Asian Research Journal of Mathematics

This paper develops a fixed point framework for mappings that expand triangular perimeters within the setting of perturbed metric spaces. By decomposing the distance structure into an exact metric and an adjustable perturbation, we show that surjectivity transforms forward perimetric expansion into backward contractive behavior, forcing geometric convergence of inverse orbits. This mechanism yields a powerful expansive analogue of classical triangular contraction principles and ensures the existence and uniqueness of fixed points under mild regularity and the absence of 2–cycles.
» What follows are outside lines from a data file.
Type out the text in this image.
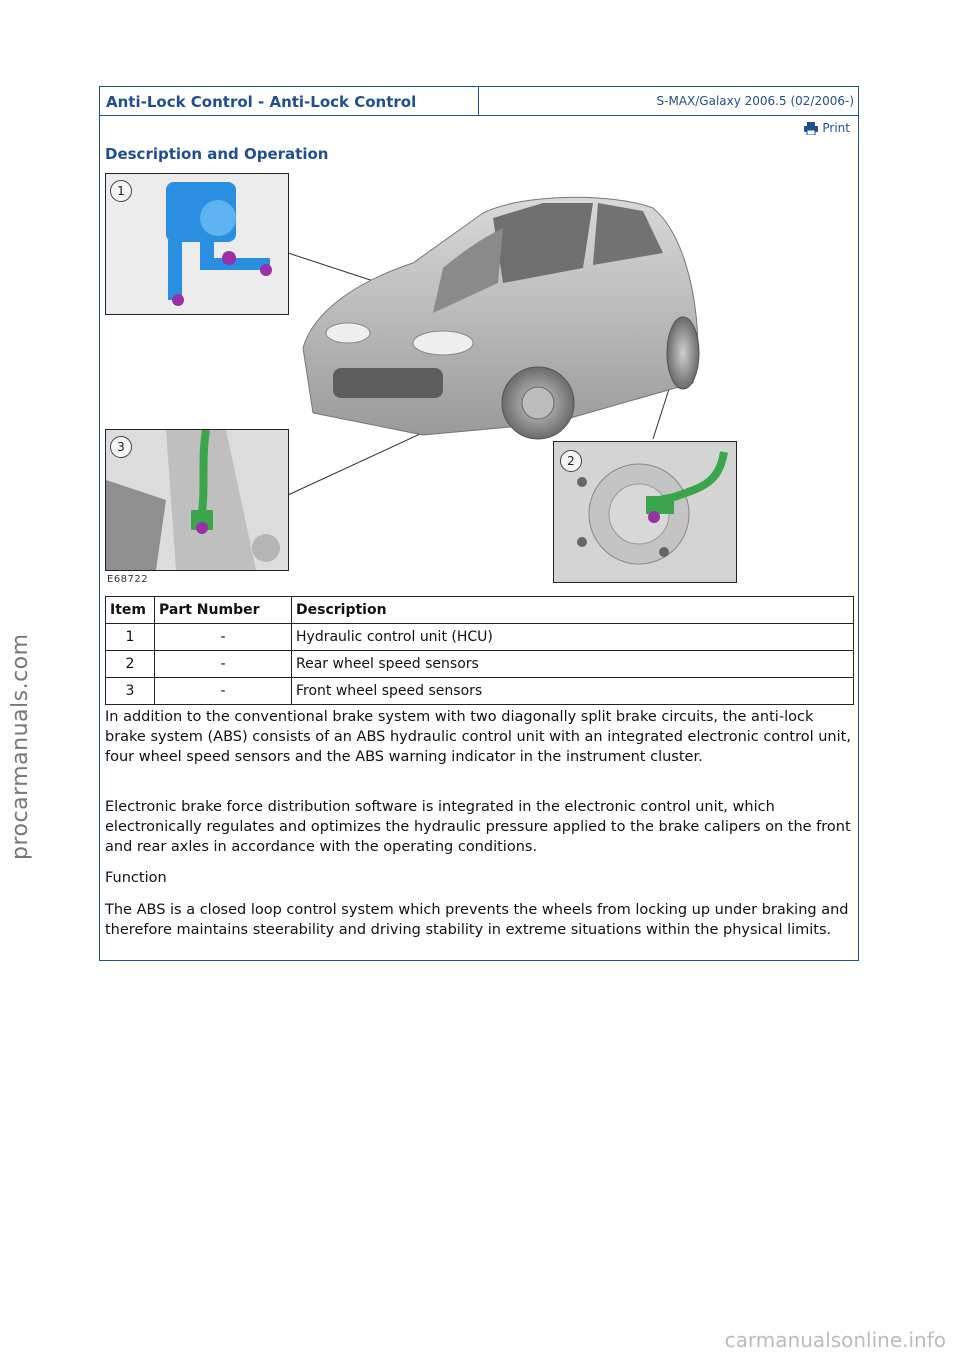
Anti-Lock Control - Anti-Lock Control	S-MAX/Galaxy 2006.5 (02/2006-)
Print
Description and Operation
1
3
2
E68722
Item	Part Number	Description
1	-	Hydraulic control unit (HCU)
2	-	Rear wheel speed sensors
3	-	Front wheel speed sensors

In addition to the conventional brake system with two diagonally split brake circuits, the anti-lock brake system (ABS) consists of an ABS hydraulic control unit with an integrated electronic control unit, four wheel speed sensors and the ABS warning indicator in the instrument cluster.

Electronic brake force distribution software is integrated in the electronic control unit, which electronically regulates and optimizes the hydraulic pressure applied to the brake calipers on the front and rear axles in accordance with the operating conditions.

Function

The ABS is a closed loop control system which prevents the wheels from locking up under braking and therefore maintains steerability and driving stability in extreme situations within the physical limits.

procarmanuals.com
carmanualsonline.info
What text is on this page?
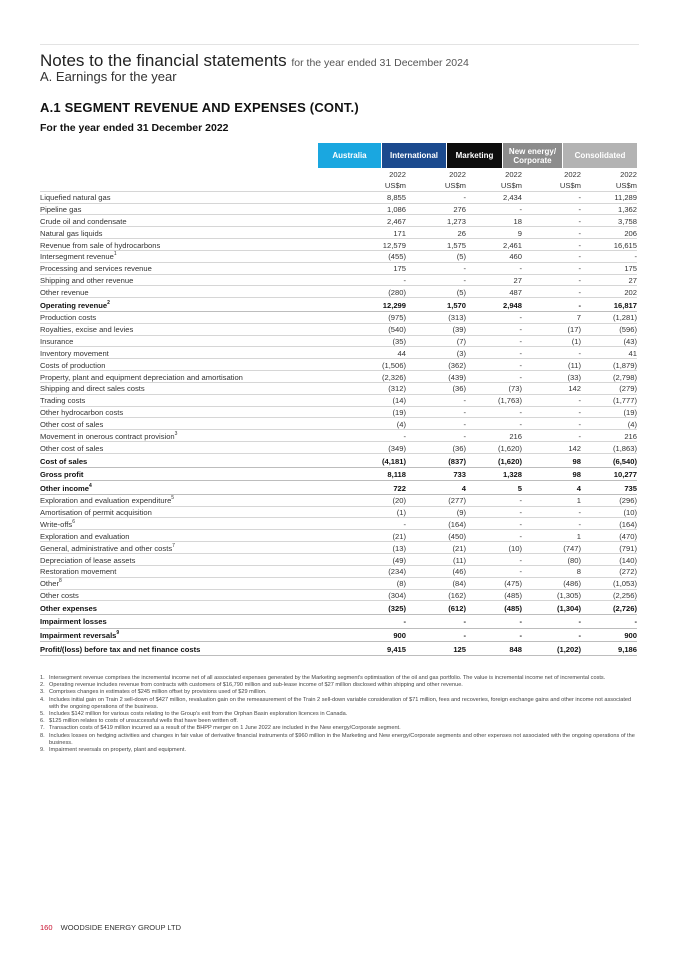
Notes to the financial statements for the year ended 31 December 2024
A. Earnings for the year
A.1 SEGMENT REVENUE AND EXPENSES (CONT.)
For the year ended 31 December 2022
Australia	International	Marketing	New energy/ Corporate	Consolidated
2022	2022	2022	2022	2022
US$m	US$m	US$m	US$m	US$m
Liquefied natural gas	8,855	-	2,434	-	11,289
Pipeline gas	1,086	276	-	-	1,362
Crude oil and condensate	2,467	1,273	18	-	3,758
Natural gas liquids	171	26	9	-	206
Revenue from sale of hydrocarbons	12,579	1,575	2,461	-	16,615
Intersegment revenue$^1$	(455)	(5)	460	-	-
Processing and services revenue	175	-	-	-	175
Shipping and other revenue	-	-	27	-	27
Other revenue	(280)	(5)	487	-	202
Operating revenue$^2$	12,299	1,570	2,948	-	16,817
Production costs	(975)	(313)	-	7	(1,281)
Royalties, excise and levies	(540)	(39)	-	(17)	(596)
Insurance	(35)	(7)	-	(1)	(43)
Inventory movement	44	(3)	-	-	41
Costs of production	(1,506)	(362)	-	(11)	(1,879)
Property, plant and equipment depreciation and amortisation	(2,326)	(439)	-	(33)	(2,798)
Shipping and direct sales costs	(312)	(36)	(73)	142	(279)
Trading costs	(14)	-	(1,763)	-	(1,777)
Other hydrocarbon costs	(19)	-	-	-	(19)
Other cost of sales	(4)	-	-	-	(4)
Movement in onerous contract provision$^3$	-	-	216	-	216
Other cost of sales	(349)	(36)	(1,620)	142	(1,863)
Cost of sales	(4,181)	(837)	(1,620)	98	(6,540)
Gross profit	8,118	733	1,328	98	10,277
Other income$^4$	722	4	5	4	735
Exploration and evaluation expenditure$^5$	(20)	(277)	-	1	(296)
Amortisation of permit acquisition	(1)	(9)	-	-	(10)
Write-offs$^6$	-	(164)	-	-	(164)
Exploration and evaluation	(21)	(450)	-	1	(470)
General, administrative and other costs$^7$	(13)	(21)	(10)	(747)	(791)
Depreciation of lease assets	(49)	(11)	-	(80)	(140)
Restoration movement	(234)	(46)	-	8	(272)
Other$^8$	(8)	(84)	(475)	(486)	(1,053)
Other costs	(304)	(162)	(485)	(1,305)	(2,256)
Other expenses	(325)	(612)	(485)	(1,304)	(2,726)
Impairment losses	-	-	-	-	-
Impairment reversals$^9$	900	-	-	-	900
Profit/(loss) before tax and net finance costs	9,415	125	848	(1,202)	9,186
1. Intersegment revenue comprises the incremental income net of all associated expenses generated by the Marketing segment's optimisation of the oil and gas portfolio. The value is incremental income net of incremental costs.
2. Operating revenue includes revenue from contracts with customers of $16,790 million and sub-lease income of $27 million disclosed within shipping and other revenue.
3. Comprises changes in estimates of $245 million offset by provisions used of $29 million.
4. Includes initial gain on Train 2 sell-down of $427 million, revaluation gain on the remeasurement of the Train 2 sell-down variable consideration of $71 million, fees and recoveries, foreign exchange gains and other income not associated with the ongoing operations of the business.
5. Includes $142 million for various costs relating to the Group's exit from the Orphan Basin exploration licences in Canada.
6. $125 million relates to costs of unsuccessful wells that have been written off.
7. Transaction costs of $419 million incurred as a result of the BHPP merger on 1 June 2022 are included in the New energy/Corporate segment.
8. Includes losses on hedging activities and changes in fair value of derivative financial instruments of $960 million in the Marketing and New energy/Corporate segments and other expenses not associated with the ongoing operations of the business.
9. Impairment reversals on property, plant and equipment.
160 WOODSIDE ENERGY GROUP LTD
Detailed examples reveal both borderline nonexpansive behavior and genuinely strict expansive regimes arising from hierarchical folding dynamics. Three applications demonstrate the breadth of the theory: (i)a nonlinear integral operator whose structural expansiveness ensures the existence of a unique equilibrium solution to a Volterra-type equation. (ii) a hierarchical deduplication model in which strict perimetric expansion enforces a unique canonical representative under repeated merging: and (iii) a cryptographic state–evolution scheme whose perimetric geometry captures collision resistance and guarantees a unique master seed. These results highlight the versatility of perimetric expansion in nonlinear analysis, structured data aggregation, secure computation, and integral-equation models.